Titel: Re: Reise nach Sûrmera
Beitrag von Aishalanea am 06. Jan. 2008, 22:16 Uhr
Der nächste Tag bringt einen Besuch in den Gassen der Innenstadt Sûrmeras, genauer gesagt in einer kleinen Werkstatt in einem schmalen Seitengäßchen, deren blankes Schild Aishalanea verrät, daß die gesuchte Silberschmiedin noch immer hier lebt und arbeitet. Auch an Arrorthea sind die Jahre seit dem letzten Besuch der Händlerin nicht spurlos vorübergegangen – durch das kinnlange, einst leuchtend rote Haar ziehen sich graue Strähnen, und ihre früher lilienweiße Haut ist von zahlreichen Altersflecken verdunkelt. Ihre ungewöhnlichen purpurfarbenen Augen aber sind unverändert und leuchten erfreut auf, als Aisha sich vorstellt – sie selbst war zwar erst einmal zuvor hier, doch ihr Großvater war für viele Jahre ein dankbarer Abnehmer von Arrortheas edlem Silberschmuck.

Bald sitzen die beiden Frauen mit einer Tasse Tee im Salon, und die Kunstschmiedin öffnet eine mit dunklem Samt ausgeschlagene Schatulle nach der anderen, um Aishalanea ihre prachtvollsten Stücke vorzuführen. Da liegen Armbänder mit funkelnden Purpursteinen, kunstvoll mit Silberdraht umschlungene Armreifen aus Mondsilber, ein silberner Haarkamm mit einem zarten purpurfarbenen Seidenschleier, eine zierliche geflochtene Kette mit einem Anhänger aus milchigweißem Achat, eine weitere mit einem Amitariamulett in Gestalt einer wachsam schauenden Katze... sorgfältig wählt Aisha nur die schönsten Schmuckstücke aus, obwohl ihr die Entscheidung ein ums andere Mal schwerer fällt. Als sie sich des Abends durch die engen Gäßchen wieder in Richtung Hafen aufmacht, begleitet sie zur Sicherheit eine von Arrortheas Wachen bis zu ihrem Anliegeplatz, denn die Taschen der Händlerin sind nun schwer von kostbarem Silberschmuck.

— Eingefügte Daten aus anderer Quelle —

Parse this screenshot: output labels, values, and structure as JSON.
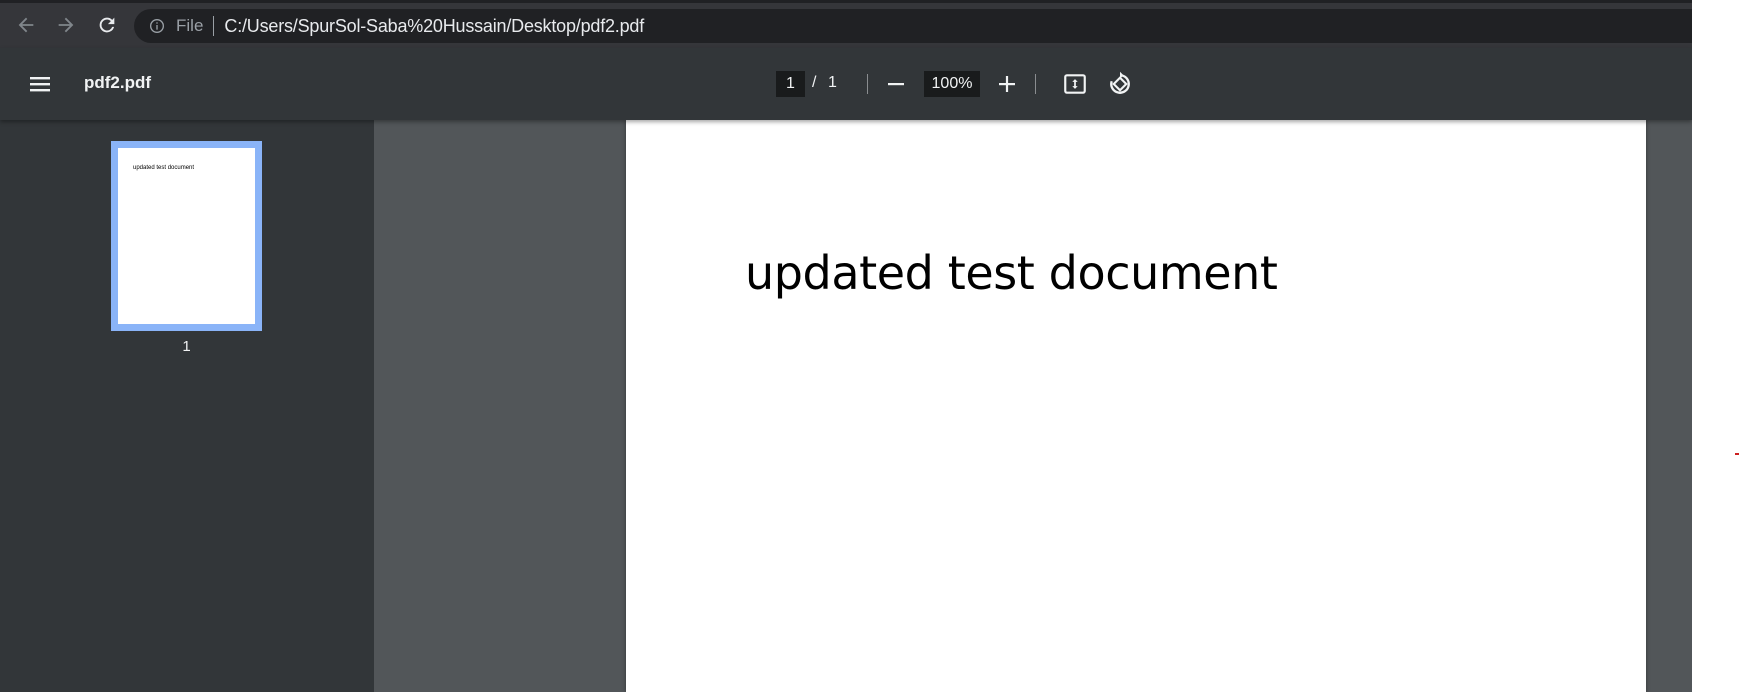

Titel: Re: Reise nach Sûrmera
Beitrag von Aishalanea am 19. März 2008, 21:07 Uhr
Die Zeit in Sûrmera vergeht wie im Fluge, bald wird das Wetter regnerischer und stürmischer, und Aishalanea beginnt an die Heimfahrt zu denken. Eigentlich wollte sie ja noch einen Waffenhändler aufsuchen, aber je mehr sie mit all dem hübschen Schmuck hantiert, ausgesuchte Stücke auf den Märkten ersteht und angemessene Preise für Arrortheas Kostbarkeiten berechnet, desto mehr nimmt in ihr der Gedanke Gestalt an, ganz auf diese Sparte des Geschäfts zu wechseln und Waffen Waffen sein zu lassen. Daß sie etwas von Schmuck versteht, wird immerhin niemand leugnen...

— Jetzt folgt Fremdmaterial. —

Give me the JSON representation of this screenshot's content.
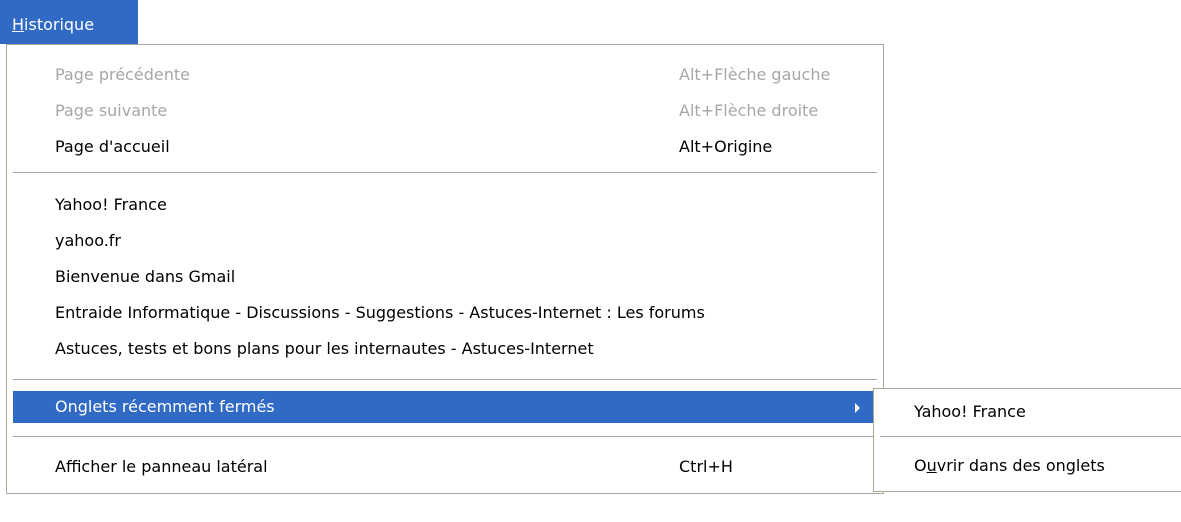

So hat sie denn auch anstelle von Dolchen und Schwertern einige zusätzliche Schaukästen in Auftrag gegeben, die nun sorgfältig gelascht und geschäkelt werden müssen, immerhin will Aisha nicht auf der Überfahrt von ihren eigenen Waren erschlagen werden, falls sie wieder in einen Sturm kommt. Und schwere Winterstürme werden mit jedem Tag, den sie länger in Sûrmera bleibt, wahrscheinlicher. Eigentlich müßte auch Talyra wenig verlockend erscheinen, mit seiner Aussicht auf bleigrauen Himmel, Schneeregen und Nachtfrost - doch in Sûrmera kennt sie bis auf zwei, drei Händler niemanden, und der Winter ist lang...

Außerdem hat eine Unruhe von Aishalanea Besitz ergriffen, die ihr selbst unerklärlich ist, die aber mit jedem Tag stärker wird. Den Gedanken, daß es sich etwa um Heimweh handeln könnte, läßt sie nicht zu, aber dennoch hat das Gefühl den Effekt, daß die 'Seestern' früher als ursprünglich geplant den Hafen Sûrmeras in Richtung Norden wieder verläßt.